Figure 9. Comparison of the RASSF family members in terms of dimerisation with the isolated SARAH_MST1 domain and the full length MST1 using FRET.

(A) Plate map showing average EGFP lifetimes (ps) calculated for 10 fields of view per well by fitting to a monoexponential decay model. (B) Box plots showing median EGFP lifetimes, interquartile (box range), standard deviation (whisker), 1% and 99% percentile (×) and minimum/maximum values (−) calculated for individual cells from 10 FOV per well; green: EGFP-RASSF(1–6) only; red: EGFP-RASSF(1–6) + mCherry-SARAH_MST1; purple: EGFP-RASSF(1–6) + mCherry-MST1. (C) Average acceptor/donor intensity ratios (I_mCherry/I_EGFP) for all the conditions in the plate with the same colour code as in (C). (D) 2D scatter plots of acceptor/donor intensity ratios (I_mCherry/I_EGFP) versus EGFP lifetime calculated for individual cells with same colour code as (B).

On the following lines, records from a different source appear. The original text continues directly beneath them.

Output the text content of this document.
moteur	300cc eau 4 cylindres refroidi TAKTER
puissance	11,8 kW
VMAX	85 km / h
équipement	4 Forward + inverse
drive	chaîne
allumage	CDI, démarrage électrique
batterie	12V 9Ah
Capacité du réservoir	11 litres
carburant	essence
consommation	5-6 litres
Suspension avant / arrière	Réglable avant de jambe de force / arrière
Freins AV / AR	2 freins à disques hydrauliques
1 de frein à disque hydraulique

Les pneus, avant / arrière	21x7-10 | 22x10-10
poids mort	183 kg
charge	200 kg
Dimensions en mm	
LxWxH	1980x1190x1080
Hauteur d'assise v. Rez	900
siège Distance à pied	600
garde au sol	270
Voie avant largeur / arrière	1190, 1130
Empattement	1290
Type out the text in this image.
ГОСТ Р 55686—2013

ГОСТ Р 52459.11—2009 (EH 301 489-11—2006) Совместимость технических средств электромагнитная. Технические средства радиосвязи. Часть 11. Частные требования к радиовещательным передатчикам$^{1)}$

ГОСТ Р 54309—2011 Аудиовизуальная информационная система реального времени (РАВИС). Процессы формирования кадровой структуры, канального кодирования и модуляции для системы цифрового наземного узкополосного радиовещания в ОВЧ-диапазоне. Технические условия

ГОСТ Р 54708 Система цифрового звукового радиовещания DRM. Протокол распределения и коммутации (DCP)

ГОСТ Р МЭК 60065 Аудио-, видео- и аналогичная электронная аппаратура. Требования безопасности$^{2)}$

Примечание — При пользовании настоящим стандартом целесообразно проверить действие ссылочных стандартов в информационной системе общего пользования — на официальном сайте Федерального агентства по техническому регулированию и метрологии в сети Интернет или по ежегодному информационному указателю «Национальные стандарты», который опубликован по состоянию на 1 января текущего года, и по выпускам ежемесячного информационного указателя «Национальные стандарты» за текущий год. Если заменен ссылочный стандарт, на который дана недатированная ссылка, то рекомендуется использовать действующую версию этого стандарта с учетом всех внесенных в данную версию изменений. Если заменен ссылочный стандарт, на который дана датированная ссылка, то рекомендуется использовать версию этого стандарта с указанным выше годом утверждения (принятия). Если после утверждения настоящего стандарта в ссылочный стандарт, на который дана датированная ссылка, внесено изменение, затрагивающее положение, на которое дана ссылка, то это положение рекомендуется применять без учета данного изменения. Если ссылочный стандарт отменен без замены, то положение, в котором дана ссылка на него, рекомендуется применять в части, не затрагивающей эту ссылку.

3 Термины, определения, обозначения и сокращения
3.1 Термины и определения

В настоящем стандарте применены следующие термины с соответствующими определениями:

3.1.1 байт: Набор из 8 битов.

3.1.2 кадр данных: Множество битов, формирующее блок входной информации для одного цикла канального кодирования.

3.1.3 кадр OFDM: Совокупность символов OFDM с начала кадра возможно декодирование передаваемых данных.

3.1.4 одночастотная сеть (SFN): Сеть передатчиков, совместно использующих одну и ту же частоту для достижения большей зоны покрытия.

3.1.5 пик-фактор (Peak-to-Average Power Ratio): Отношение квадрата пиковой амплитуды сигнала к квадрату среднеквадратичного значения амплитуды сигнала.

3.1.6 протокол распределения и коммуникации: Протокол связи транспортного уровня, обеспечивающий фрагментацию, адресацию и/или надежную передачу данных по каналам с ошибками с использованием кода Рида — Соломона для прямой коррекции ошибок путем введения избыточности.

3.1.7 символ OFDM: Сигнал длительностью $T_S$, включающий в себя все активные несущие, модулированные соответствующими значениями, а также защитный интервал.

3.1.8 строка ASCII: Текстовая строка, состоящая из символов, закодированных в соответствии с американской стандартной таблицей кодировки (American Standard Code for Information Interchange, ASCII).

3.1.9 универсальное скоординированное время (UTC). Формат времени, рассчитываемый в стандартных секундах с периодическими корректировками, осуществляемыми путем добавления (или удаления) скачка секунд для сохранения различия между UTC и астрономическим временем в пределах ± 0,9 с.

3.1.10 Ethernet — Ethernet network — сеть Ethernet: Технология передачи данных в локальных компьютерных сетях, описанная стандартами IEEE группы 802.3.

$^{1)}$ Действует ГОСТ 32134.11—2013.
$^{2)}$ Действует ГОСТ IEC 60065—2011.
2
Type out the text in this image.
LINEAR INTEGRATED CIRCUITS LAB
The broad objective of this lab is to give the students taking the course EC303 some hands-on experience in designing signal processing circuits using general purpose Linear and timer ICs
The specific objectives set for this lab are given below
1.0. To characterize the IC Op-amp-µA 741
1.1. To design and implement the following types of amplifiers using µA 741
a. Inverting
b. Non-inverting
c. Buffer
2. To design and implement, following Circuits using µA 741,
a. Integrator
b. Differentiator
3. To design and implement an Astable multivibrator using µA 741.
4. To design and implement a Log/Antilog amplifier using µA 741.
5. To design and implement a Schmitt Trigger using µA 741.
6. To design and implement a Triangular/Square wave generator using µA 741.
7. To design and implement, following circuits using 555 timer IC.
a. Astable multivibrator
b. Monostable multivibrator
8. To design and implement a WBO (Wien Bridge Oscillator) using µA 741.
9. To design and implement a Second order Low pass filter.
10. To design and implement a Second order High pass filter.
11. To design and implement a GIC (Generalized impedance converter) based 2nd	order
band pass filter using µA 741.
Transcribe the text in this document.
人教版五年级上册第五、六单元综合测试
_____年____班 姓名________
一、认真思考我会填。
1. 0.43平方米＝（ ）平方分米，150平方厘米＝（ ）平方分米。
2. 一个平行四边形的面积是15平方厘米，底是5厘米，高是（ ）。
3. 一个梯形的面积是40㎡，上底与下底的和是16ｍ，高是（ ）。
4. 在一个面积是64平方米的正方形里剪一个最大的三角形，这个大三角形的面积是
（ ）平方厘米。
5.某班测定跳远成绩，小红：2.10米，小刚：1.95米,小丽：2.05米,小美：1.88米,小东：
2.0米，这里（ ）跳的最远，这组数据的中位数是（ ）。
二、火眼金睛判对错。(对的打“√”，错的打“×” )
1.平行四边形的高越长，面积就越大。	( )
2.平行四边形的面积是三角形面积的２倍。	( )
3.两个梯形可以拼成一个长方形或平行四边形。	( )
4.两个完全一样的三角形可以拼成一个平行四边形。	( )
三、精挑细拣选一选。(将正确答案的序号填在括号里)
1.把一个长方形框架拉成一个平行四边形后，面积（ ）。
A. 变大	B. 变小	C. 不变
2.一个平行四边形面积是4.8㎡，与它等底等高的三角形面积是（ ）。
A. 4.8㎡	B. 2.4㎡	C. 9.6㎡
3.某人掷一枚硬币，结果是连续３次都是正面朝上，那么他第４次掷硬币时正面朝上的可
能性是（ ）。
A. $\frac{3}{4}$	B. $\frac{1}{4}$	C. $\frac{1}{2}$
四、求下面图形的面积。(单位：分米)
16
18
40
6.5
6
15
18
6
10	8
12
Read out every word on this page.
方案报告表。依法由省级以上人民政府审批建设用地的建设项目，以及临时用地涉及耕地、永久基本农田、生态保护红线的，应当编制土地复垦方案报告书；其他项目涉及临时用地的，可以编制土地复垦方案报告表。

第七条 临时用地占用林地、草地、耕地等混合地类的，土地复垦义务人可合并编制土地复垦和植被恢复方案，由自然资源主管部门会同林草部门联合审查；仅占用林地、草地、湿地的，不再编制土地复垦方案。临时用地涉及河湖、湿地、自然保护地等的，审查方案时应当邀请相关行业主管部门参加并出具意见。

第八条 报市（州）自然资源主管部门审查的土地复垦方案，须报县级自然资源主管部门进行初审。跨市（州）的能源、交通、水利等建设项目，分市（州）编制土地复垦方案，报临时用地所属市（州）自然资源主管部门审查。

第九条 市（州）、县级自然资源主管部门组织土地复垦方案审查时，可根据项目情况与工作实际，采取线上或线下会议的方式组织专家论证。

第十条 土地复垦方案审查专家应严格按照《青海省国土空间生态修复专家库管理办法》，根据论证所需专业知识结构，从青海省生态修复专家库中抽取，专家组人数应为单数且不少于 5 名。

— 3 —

FLIM data were acquired with optical sectioning using Nipkow disc unit.

Figure 10. Results of global fitting of the donor fluorescence decay data underlying Fig. 9 to a double exponential decay model.

(A) FRET population fractions for RASSF1-6 interacting with SARAH_MST1 (red) and full length MST1 (purple). (B,C) EGFP and mCherry calibration of intensity versus fluorophore concentration. (D) Dissociation constants (K_D) for RASSF1-6 interacting with SARAH_MST1 (red) and full length MST1 (purple).